There seem to be two divided camps. One telling players to hit harder, be more aggressive, and attack relentlessly. Another telling players to construct the point and play with consistency and margin. Sometimes this debate becomes associated with the American versus the European style of play. Can’t we all just get along...?
As with most conflicting beliefs, the answer is somewhere in the middle. It’s not black or white. And it’s not as if you fall in either the camp of consistency or the camp of aggression. Consistency and aggression are at opposite ends of a spectrum in which players fall in somewhere in between.
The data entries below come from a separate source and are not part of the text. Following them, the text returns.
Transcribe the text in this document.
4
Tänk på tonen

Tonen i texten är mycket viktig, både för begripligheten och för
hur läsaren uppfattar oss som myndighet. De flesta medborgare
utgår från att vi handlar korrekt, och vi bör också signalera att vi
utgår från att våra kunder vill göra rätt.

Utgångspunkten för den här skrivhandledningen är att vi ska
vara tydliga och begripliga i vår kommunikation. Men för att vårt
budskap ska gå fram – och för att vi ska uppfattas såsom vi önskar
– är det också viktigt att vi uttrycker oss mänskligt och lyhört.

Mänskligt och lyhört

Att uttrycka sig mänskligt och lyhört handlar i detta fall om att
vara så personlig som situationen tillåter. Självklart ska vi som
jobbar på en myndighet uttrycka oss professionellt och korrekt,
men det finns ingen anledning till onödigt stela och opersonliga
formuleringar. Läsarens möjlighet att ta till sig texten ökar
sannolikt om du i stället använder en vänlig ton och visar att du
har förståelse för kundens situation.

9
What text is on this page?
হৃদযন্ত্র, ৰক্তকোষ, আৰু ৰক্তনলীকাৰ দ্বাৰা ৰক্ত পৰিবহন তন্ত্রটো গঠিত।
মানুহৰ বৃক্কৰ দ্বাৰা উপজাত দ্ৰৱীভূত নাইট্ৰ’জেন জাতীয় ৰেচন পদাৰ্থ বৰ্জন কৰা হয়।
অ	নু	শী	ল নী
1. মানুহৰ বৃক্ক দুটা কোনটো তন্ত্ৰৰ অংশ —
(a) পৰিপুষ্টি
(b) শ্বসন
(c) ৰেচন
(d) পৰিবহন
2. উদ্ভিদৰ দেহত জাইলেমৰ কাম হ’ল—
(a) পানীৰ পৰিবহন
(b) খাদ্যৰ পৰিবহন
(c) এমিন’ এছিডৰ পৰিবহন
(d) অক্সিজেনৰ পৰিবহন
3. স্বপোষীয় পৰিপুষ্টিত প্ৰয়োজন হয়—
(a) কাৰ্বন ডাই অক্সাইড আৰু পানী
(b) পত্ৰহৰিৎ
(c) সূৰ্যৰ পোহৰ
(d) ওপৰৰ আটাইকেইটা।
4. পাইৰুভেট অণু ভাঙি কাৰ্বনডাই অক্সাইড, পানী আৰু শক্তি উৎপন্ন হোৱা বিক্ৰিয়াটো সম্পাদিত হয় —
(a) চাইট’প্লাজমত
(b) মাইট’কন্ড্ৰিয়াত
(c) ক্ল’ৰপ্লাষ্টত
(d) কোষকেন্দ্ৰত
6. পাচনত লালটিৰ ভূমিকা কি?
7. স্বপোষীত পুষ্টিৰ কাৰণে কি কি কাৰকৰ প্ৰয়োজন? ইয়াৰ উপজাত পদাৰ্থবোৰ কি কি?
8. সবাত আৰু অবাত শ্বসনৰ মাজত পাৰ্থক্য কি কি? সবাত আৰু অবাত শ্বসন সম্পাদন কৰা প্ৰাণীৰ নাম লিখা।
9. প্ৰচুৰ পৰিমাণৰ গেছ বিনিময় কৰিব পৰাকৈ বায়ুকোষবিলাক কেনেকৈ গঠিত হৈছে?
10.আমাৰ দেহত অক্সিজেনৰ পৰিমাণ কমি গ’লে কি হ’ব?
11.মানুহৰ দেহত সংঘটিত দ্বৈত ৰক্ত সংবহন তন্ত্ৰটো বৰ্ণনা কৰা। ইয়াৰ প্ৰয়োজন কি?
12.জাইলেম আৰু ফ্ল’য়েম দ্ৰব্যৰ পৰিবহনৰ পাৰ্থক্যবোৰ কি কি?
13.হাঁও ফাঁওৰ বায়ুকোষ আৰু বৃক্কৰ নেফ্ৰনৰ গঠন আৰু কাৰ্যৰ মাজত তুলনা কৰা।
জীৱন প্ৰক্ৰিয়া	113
Let’s look at both extremes. Playing with increased aggression will at some point have diminishing returns. Aiming at the lines will produce more winners, but it doesn’t make sense if only 40% of the balls go in. Therefore, aiming closer and closer to the lines or hitting harder and harder has diminishing returns. On the flip side, playing with increased margin will also at some point will have diminishing returns because if you chose to increase your margin of error to make 100% of your shots, you’d sacrifice placement and power to the extent your opponent would have a field day.
Long story short, there’s a delicate balance - a "yin and yang" if you will. Each day that balance changes. If your strokes are feeling good, you might lean toward the side of aggression. If your strokes are off but the body is feeling good, then you might increase your margins and slug it out physically. A delicate balance indeed...
Tennis is like body building in the sense that you can only improve so quickly. In body building terms, you can only bulk up so fast. A body builder does thousands of reps for such incremental gains just how a tennis player must hit thousands of balls before any noticeable improvement.
Development is a long, arduous process, so you must 1) adjust your expectations accordingly and 2) take the approach of sculpting a piece of art. You can’t get a six pack overnight - everyone knows that. But if you keep chipping away at that sculpture, you’ll end up with something beautiful over time. However, if you don’t start now and put in the work to chip away at that sculpture, it doesn’t matter how much time passes. You’ll have that same ugly hunk of stone.
I recently saw a coach teaching students to lean forward on the transition volley split step, so if someone touched their back, they'd almost fall flat on their face. The reasoning was to hit out in front and cut off angles.
This is ridiculous.
What about a ball hit to the left, right, or lobbed..? The entire point of the split step is to move in any direction, and that can only happen if you're balanced. With your weight falling forward, you're basically saying, "pass me."
That's the difference between Andy Roddick barreling into net and Roger Federer transitioning gracefully with pristine balance and posture.
No matter how great the coach... all a coach can give you is a blueprint to execute on. The player has still has to put in the hard yards and make it happen.
It's human nature to look for the easy answer. Is it the racquet, the strings, the string tension...?
There are no silver bullets in tennis. It's 98% player, 2% equipment.
There's nothing you can do to change overnight... it's what you are over what you do. Build strong over time!!
As a coach, you should not make the decision for the player.
You should sell the player on why a decision may be good or bad, and allow the player to come to their own realization and make that decision for themselves.
That's how you gain commitment, avoid conflict, and create lasting change.